El uso generalizado del flúor no está exento de controversia. Un exceso de exposición durante la infancia puede causar fluorosis dental, una alteración estética que suele presentarse en forma de vetas blancas leves. La mayoría de los casos detectados es leve, pero los especialistas insisten en la importancia de supervisar el uso de productos fluorados en niños pequeños para evitar una ingesta indebida.
En regiones de Asia y África, donde el agua subterránea contiene niveles de flúor notablemente superiores a los recomendados, se han registrado problemas óseos, como dolor y rigidez, además de estudios recientes que exploran posibles efectos sobre el desarrollo cerebral.
Sin embargo, estos riesgos corresponden a exposiciones muy superiores a las que se reportan en España y América Latina. La Cleveland Clinic recalca que las directrices internacionales establecen un nivel seguro de 0,7 miligramos por litro en el agua potable, cifra considerablemente inferior a la asociada con efectos adversos.
Recomendaciones para el uso responsable
Para maximizar los beneficios del flúor y reducir potenciales riesgos, los expertos recomiendan hábitos sencillos: cepillar los dientes dos veces al día con pasta fluorada, empleando una cantidad del tamaño de un grano de arroz para menores de tres años y del tamaño de una arveja para quienes tienen entre tres y seis años. Es esencial que los adultos supervisen el cepillado en niños pequeños para evitar la ingestión accidental de la pasta dental.
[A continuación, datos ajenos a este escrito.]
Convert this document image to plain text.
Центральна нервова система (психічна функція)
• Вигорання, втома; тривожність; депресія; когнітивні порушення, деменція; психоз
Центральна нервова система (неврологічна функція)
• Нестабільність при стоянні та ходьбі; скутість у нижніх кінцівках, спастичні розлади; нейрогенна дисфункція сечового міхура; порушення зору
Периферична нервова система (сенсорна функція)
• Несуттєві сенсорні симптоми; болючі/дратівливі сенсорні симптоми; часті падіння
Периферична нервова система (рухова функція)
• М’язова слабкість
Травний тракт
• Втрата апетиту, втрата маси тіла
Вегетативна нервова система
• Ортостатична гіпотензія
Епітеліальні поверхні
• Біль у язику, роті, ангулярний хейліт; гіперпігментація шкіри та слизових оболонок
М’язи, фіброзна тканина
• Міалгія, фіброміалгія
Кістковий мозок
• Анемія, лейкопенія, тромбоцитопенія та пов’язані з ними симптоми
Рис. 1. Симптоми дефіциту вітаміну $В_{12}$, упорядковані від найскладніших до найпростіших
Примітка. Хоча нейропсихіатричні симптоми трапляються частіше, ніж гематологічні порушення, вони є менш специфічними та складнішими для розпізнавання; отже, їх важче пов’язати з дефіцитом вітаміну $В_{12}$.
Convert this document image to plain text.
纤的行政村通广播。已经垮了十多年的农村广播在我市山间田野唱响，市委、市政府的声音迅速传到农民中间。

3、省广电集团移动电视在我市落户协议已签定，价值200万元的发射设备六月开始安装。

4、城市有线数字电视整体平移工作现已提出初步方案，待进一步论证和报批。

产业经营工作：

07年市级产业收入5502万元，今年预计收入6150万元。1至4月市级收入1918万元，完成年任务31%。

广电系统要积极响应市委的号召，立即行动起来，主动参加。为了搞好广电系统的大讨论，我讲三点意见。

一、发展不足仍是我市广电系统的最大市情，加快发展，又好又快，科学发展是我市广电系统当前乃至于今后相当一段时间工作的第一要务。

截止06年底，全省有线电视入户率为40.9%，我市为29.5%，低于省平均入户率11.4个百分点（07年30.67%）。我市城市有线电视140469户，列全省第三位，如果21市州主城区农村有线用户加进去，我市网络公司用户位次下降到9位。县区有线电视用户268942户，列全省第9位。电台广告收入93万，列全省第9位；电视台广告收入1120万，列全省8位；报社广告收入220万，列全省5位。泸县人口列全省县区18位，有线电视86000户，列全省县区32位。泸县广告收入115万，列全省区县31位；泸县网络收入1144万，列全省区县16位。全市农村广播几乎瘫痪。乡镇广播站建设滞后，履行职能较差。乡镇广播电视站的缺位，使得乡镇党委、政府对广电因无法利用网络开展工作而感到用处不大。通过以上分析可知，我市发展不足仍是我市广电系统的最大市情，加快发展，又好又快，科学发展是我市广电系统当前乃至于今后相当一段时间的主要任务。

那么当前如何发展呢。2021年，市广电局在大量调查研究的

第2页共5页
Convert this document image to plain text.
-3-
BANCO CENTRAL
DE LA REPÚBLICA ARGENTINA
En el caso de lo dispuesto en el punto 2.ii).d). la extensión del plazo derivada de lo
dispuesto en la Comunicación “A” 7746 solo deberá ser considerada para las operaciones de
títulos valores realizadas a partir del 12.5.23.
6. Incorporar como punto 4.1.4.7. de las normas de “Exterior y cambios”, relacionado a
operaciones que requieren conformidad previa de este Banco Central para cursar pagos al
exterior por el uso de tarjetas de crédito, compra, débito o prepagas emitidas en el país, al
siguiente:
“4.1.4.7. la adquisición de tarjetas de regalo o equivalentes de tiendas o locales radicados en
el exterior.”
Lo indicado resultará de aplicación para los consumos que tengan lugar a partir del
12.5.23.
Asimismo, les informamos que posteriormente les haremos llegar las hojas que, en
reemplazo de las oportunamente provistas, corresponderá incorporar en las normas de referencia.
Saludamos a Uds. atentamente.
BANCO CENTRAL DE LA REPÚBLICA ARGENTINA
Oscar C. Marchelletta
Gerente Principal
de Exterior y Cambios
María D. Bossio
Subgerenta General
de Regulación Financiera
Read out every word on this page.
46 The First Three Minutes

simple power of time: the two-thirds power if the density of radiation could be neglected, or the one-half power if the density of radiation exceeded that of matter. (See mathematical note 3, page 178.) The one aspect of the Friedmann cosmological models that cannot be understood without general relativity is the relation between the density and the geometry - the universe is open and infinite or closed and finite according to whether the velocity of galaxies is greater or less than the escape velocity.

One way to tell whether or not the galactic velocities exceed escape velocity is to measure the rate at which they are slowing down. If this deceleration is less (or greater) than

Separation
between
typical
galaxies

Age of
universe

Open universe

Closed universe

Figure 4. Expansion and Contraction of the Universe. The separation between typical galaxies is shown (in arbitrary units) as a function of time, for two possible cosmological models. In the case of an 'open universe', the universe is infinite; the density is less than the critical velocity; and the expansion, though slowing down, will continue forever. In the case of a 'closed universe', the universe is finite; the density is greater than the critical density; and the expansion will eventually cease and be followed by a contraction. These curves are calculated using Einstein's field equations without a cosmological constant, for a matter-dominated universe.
En hogares donde se utiliza agua de pozo privado, Cleveland Clinic aconseja realizar análisis periódicos para garantizar que los niveles de flúor sean seguros. Los profesionales de la salud bucal pueden ofrecer orientación personalizada y ajustar las estrategias preventivas según las características y el riesgo de cada familia, minimizando así las complicaciones relacionadas con la sobreexposición.
El flúor continúa siendo una herramienta decisiva en la prevención de la caries dental. Sin embargo, la evaluación individual junto al profesional de confianza es fundamental para adaptar su uso a cada paciente y asegurar un equilibrio adecuado entre protección y seguridad.